GaussianCAD: Robust Self-Supervised CAD Reconstruction from Three Orthographic Views Using 3D Gaussian Splatting
This addresses the challenge of CAD model reconstruction for industrial applications where vector sketches and 3D ground truth are hard to obtain, offering a more robust and accessible solution.
The paper tackles the problem of automatically reconstructing 3D CAD models from CAD sketches by reformulating it as a sparse-view 3D reconstruction task, using raster sketches for self-supervision to avoid reliance on vector sketches and 3D ground truth, and demonstrates significant performance improvements and robustness to noise on the Sub-Fusion360 dataset.

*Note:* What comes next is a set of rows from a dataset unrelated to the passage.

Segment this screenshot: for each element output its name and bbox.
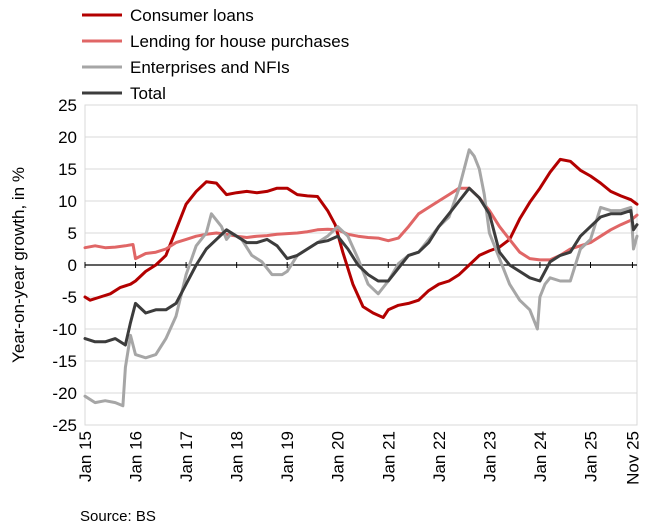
series-line-1: [83, 186, 639, 262]
x-tick-label: Jan 23: [480, 431, 499, 482]
x-tick-label: Jan 16: [127, 431, 146, 482]
x-tick-label: Jan 15: [76, 431, 95, 482]
y-tick-label: 25: [58, 96, 77, 115]
y-tick-label: 0: [68, 256, 77, 275]
legend: Consumer loans Lending for house purchase…: [82, 6, 349, 103]
y-tick-label: 5: [68, 224, 77, 243]
x-tick-label: Jan 24: [531, 431, 550, 482]
legend-label: Total: [130, 84, 166, 103]
x-tick-labels: Jan 15 Jan 16 Jan 17 Jan 18 Jan 19 Jan 20 Jan …: [76, 431, 642, 485]
y-tick-label: -15: [52, 352, 77, 371]
y-tick-labels: 25 20 15 10 5 0 -5 -10 -15 -20 -25: [52, 96, 77, 435]
series-line-3: [83, 186, 639, 347]
series-line-2: [83, 148, 639, 408]
x-tick-label: Jan 22: [430, 431, 449, 482]
y-tick-label: -10: [52, 320, 77, 339]
y-tick-label: -20: [52, 384, 77, 403]
x-tick-label: Jan 17: [177, 431, 196, 482]
x-tick-label: Jan 19: [278, 431, 297, 482]
x-tick-label: Nov 25: [623, 431, 642, 485]
y-tick-label: 20: [58, 128, 77, 147]
legend-label: Enterprises and NFIs: [130, 58, 290, 77]
x-tick-label: Jan 20: [329, 431, 348, 482]
y-tick-label: -25: [52, 416, 77, 435]
legend-label: Lending for house purchases: [130, 32, 349, 51]
series-group: [83, 148, 639, 408]
y-tick-label: -5: [62, 288, 77, 307]
y-tick-label: 15: [58, 160, 77, 179]
x-tick-label: Jan 18: [228, 431, 247, 482]
legend-label: Consumer loans: [130, 6, 254, 25]
x-tick-label: Jan 21: [379, 431, 398, 482]
source-note: Source: BS: [80, 508, 156, 525]
y-tick-label: 10: [58, 192, 77, 211]
x-tick-label: Jan 25: [581, 431, 600, 482]
series-line-0: [83, 157, 639, 319]
y-axis-label: Year-on-year growth, in %: [9, 167, 28, 363]
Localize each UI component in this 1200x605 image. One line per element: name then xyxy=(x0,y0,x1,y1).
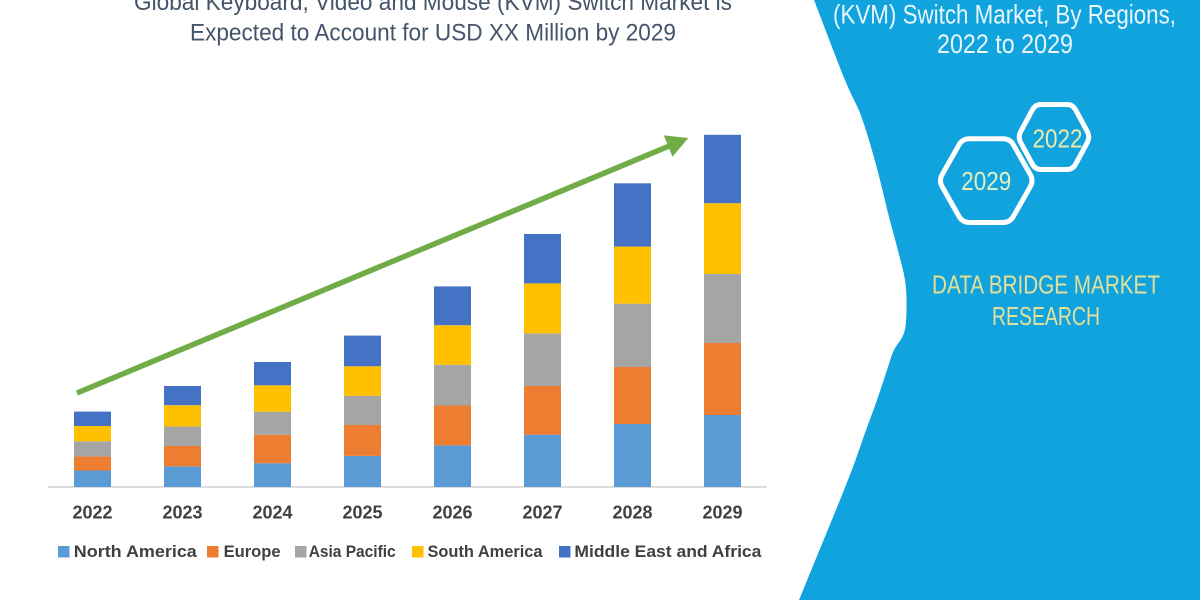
svg-text:2022: 2022 xyxy=(1033,124,1083,154)
svg-text:2024: 2024 xyxy=(252,503,292,523)
svg-text:Europe: Europe xyxy=(224,542,281,561)
svg-text:2023: 2023 xyxy=(162,503,202,523)
svg-text:2022: 2022 xyxy=(72,503,112,523)
svg-text:Expected to Account for USD XX: Expected to Account for USD XX Million b… xyxy=(190,20,676,47)
svg-text:2029: 2029 xyxy=(702,503,742,523)
svg-text:South America: South America xyxy=(428,542,544,561)
svg-text:(KVM) Switch Market, By Region: (KVM) Switch Market, By Regions, xyxy=(833,0,1176,30)
svg-text:2028: 2028 xyxy=(612,503,652,523)
svg-text:Global Keyboard, Video and Mou: Global Keyboard, Video and Mouse (KVM) S… xyxy=(134,0,732,16)
svg-text:Asia Pacific: Asia Pacific xyxy=(309,542,396,561)
svg-text:2029: 2029 xyxy=(961,166,1011,196)
svg-text:2025: 2025 xyxy=(342,503,382,523)
svg-text:2026: 2026 xyxy=(432,503,472,523)
svg-text:Middle East and Africa: Middle East and Africa xyxy=(574,542,762,561)
svg-text:2022 to 2029: 2022 to 2029 xyxy=(937,29,1073,59)
svg-text:RESEARCH: RESEARCH xyxy=(992,301,1100,331)
svg-text:North America: North America xyxy=(74,542,198,561)
svg-text:DATA BRIDGE MARKET: DATA BRIDGE MARKET xyxy=(932,270,1160,300)
svg-text:2027: 2027 xyxy=(522,503,562,523)
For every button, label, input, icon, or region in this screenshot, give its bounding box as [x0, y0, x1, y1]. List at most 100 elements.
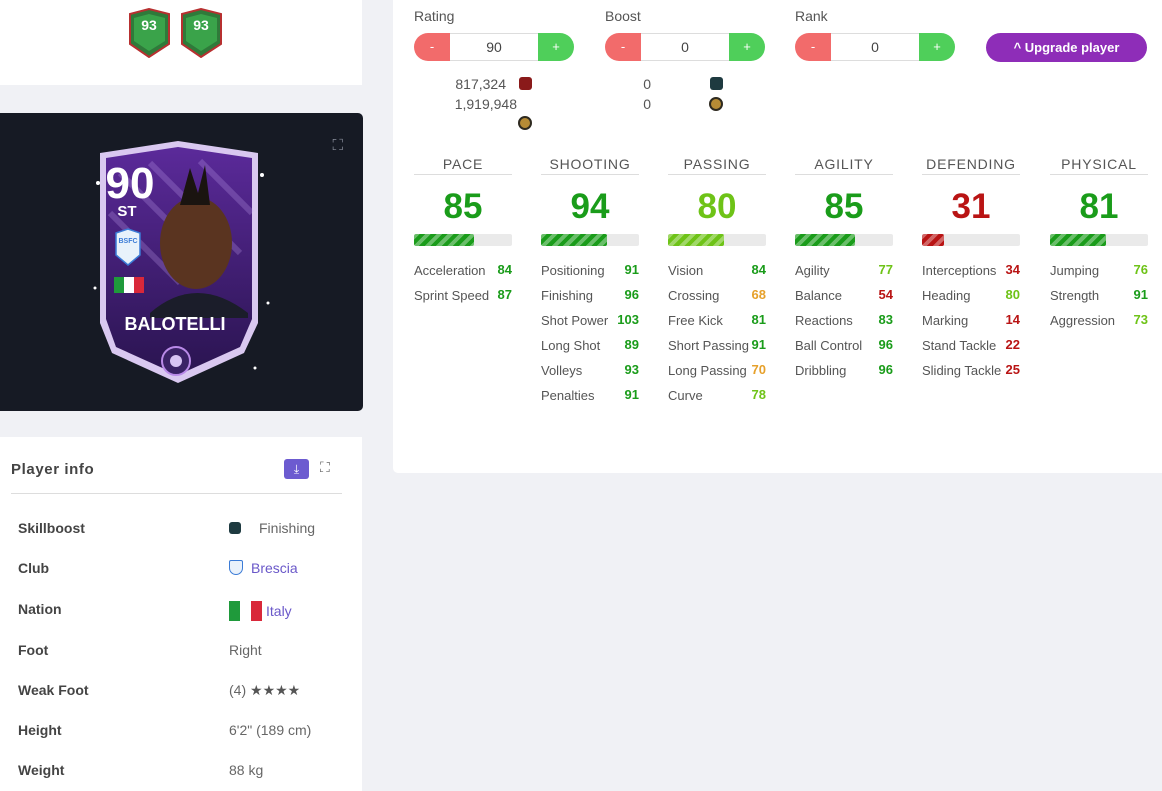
substat-name: Ball Control [795, 338, 863, 353]
stat-column-physical: PHYSICAL 81 Jumping 76 Strength 91 Aggression 7… [1050, 156, 1148, 332]
stat-bar [1050, 234, 1148, 246]
substat-name: Reactions [795, 313, 853, 328]
substat-row: Volleys 93 [541, 357, 639, 382]
substat-row: Finishing 96 [541, 282, 639, 307]
boost-input[interactable]: 0 [641, 33, 729, 61]
substat-row: Strength 91 [1050, 282, 1148, 307]
weak-foot-value: (4) [229, 682, 247, 698]
substat-name: Curve [668, 388, 703, 403]
player-card: 90 ST BSFC BALOTELLI [93, 141, 270, 383]
stat-column-shooting: SHOOTING 94 Positioning 91 Finishing 96 Shot P… [541, 156, 639, 407]
substat-name: Vision [668, 263, 704, 278]
substat-name: Marking [922, 313, 969, 328]
substat-value: 83 [878, 312, 893, 327]
stat-column-agility: AGILITY 85 Agility 77 Balance 54 Reactions 83 Ba… [795, 156, 893, 382]
substat-value: 89 [624, 337, 639, 352]
substat-name: Acceleration [414, 263, 486, 278]
stat-value: 85 [824, 187, 864, 226]
substat-row: Crossing 68 [668, 282, 766, 307]
rank-input[interactable]: 0 [831, 33, 919, 61]
info-row-weak-foot: Weak Foot (4) ★★★★ [18, 682, 348, 704]
substat-row: Curve 78 [668, 382, 766, 407]
stat-bar [414, 234, 512, 246]
upgrade-player-button[interactable]: ^ Upgrade player [986, 33, 1147, 62]
skillboost-icon [710, 77, 723, 90]
info-key: Club [18, 560, 50, 576]
stat-column-defending: DEFENDING 31 Interceptions 34 Heading 80 Marki… [922, 156, 1020, 382]
substat-row: Shot Power 103 [541, 307, 639, 332]
stat-name: AGILITY [795, 156, 893, 175]
substat-value: 22 [1005, 337, 1020, 352]
rating-plus-button[interactable]: + [538, 33, 574, 61]
info-key: Nation [18, 601, 62, 617]
stat-value: 94 [570, 187, 610, 226]
stat-name: SHOOTING [541, 156, 639, 175]
substat-value: 25 [1005, 362, 1020, 377]
substat-name: Long Shot [541, 338, 601, 353]
info-expand-icon[interactable]: ⛶ [320, 459, 330, 475]
substat-name: Sprint Speed [414, 288, 490, 303]
boost-plus-button[interactable]: + [729, 33, 765, 61]
club-badge-code: BSFC [118, 238, 137, 245]
club-link[interactable]: Brescia [229, 560, 298, 576]
substat-value: 77 [878, 262, 893, 277]
substat-row: Reactions 83 [795, 307, 893, 332]
substat-row: Short Passing 91 [668, 332, 766, 357]
substat-name: Interceptions [922, 263, 997, 278]
substat-value: 78 [751, 387, 766, 402]
substat-name: Strength [1050, 288, 1100, 303]
download-button[interactable]: ⤓ [284, 459, 309, 479]
substat-name: Balance [795, 288, 842, 303]
player-hair [180, 165, 210, 205]
substat-row: Ball Control 96 [795, 332, 893, 357]
info-value: 88 kg [229, 762, 264, 778]
player-face [160, 197, 232, 289]
stat-bar-fill [922, 234, 944, 246]
info-value: Right [229, 642, 262, 658]
rating-minus-button[interactable]: - [414, 33, 450, 61]
substat-row: Aggression 73 [1050, 307, 1148, 332]
substat-value: 93 [624, 362, 639, 377]
skillboost-value: Finishing [259, 520, 316, 536]
stat-bar-fill [795, 234, 855, 246]
boost-coin-cost: 0 [643, 96, 651, 112]
substat-value: 84 [497, 262, 512, 277]
info-key: Foot [18, 642, 49, 658]
mini-card-2[interactable]: 93 [178, 8, 225, 58]
info-divider [11, 493, 342, 494]
boost-minus-button[interactable]: - [605, 33, 641, 61]
sparkle-icons [93, 173, 270, 370]
substat-row: Sliding Tackle 25 [922, 357, 1020, 382]
substat-row: Jumping 76 [1050, 257, 1148, 282]
boost-skill-cost: 0 [643, 76, 651, 92]
info-row-height: Height 6'2" (189 cm) [18, 722, 348, 744]
card-expand-icon[interactable]: ⛶ [332, 137, 343, 154]
substat-name: Short Passing [668, 338, 749, 353]
substat-value: 91 [624, 262, 639, 277]
coin-icon [709, 97, 723, 111]
card-position: ST [117, 203, 136, 220]
substat-row: Positioning 91 [541, 257, 639, 282]
rank-plus-button[interactable]: + [919, 33, 955, 61]
substat-name: Volleys [541, 363, 583, 378]
rating-stepper: - 90 + [414, 33, 574, 61]
rank-minus-button[interactable]: - [795, 33, 831, 61]
substat-value: 70 [751, 362, 766, 377]
substat-value: 87 [497, 287, 512, 302]
substat-value: 96 [878, 362, 893, 377]
stat-name: PASSING [668, 156, 766, 175]
nation-link[interactable]: Italy [229, 601, 292, 621]
club-logo-icon [229, 560, 243, 575]
stat-bar [541, 234, 639, 246]
player-shirt [150, 293, 248, 318]
mini-card-1[interactable]: 93 [126, 8, 173, 58]
rating-input[interactable]: 90 [450, 33, 538, 61]
substat-name: Positioning [541, 263, 605, 278]
stat-name: PACE [414, 156, 512, 175]
club-name: Brescia [251, 560, 298, 576]
boost-label: Boost [605, 8, 641, 24]
top-cards-panel: 93 93 [0, 0, 362, 85]
substat-row: Long Shot 89 [541, 332, 639, 357]
substat-row: Vision 84 [668, 257, 766, 282]
substat-value: 84 [751, 262, 766, 277]
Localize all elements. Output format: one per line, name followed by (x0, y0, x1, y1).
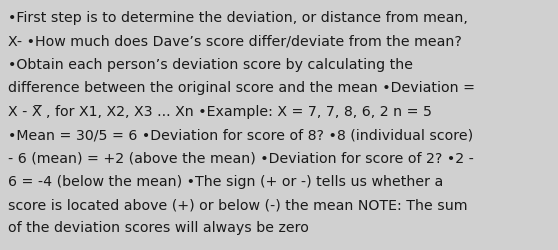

The automatic reconstruction of 3D computer-aided design (CAD) models from CAD sketches has recently gained significant attention in the computer vision community. Most existing methods, however, rely on vector CAD sketches and 3D ground truth for supervision, which are often difficult to be obtained in industrial applications and are sensitive to noise inputs. We propose viewing CAD reconstruction as a specific instance of sparse-view 3D reconstruction to overcome these limitations. While this reformulation offers a promising perspective, existing 3D reconstruction methods typically require natural images and corresponding camera poses as inputs, which introduces two major significant challenges: (1) modality discrepancy between CAD sketches and natural images, and (2) difficulty of accurate camera pose estimation for CAD sketches. To solve these issues, we first transform the CAD sketches into representations resembling natural images and extract corresponding masks. Next, we manually calculate the camera poses for the orthographic views to ensure accurate alignment within the 3D coordinate system. Finally, we employ a customized sparse-view 3D reconstruction method to achieve high-quality reconstructions from aligned orthographic views. By leveraging raster CAD sketches for self-supervision, our approach eliminates the reliance on vector CAD sketches and 3D ground truth. Experiments on the Sub-Fusion360 dataset demonstrate that our proposed method significantly outperforms previous approaches in CAD reconstruction performance and exhibits strong robustness to noisy inputs.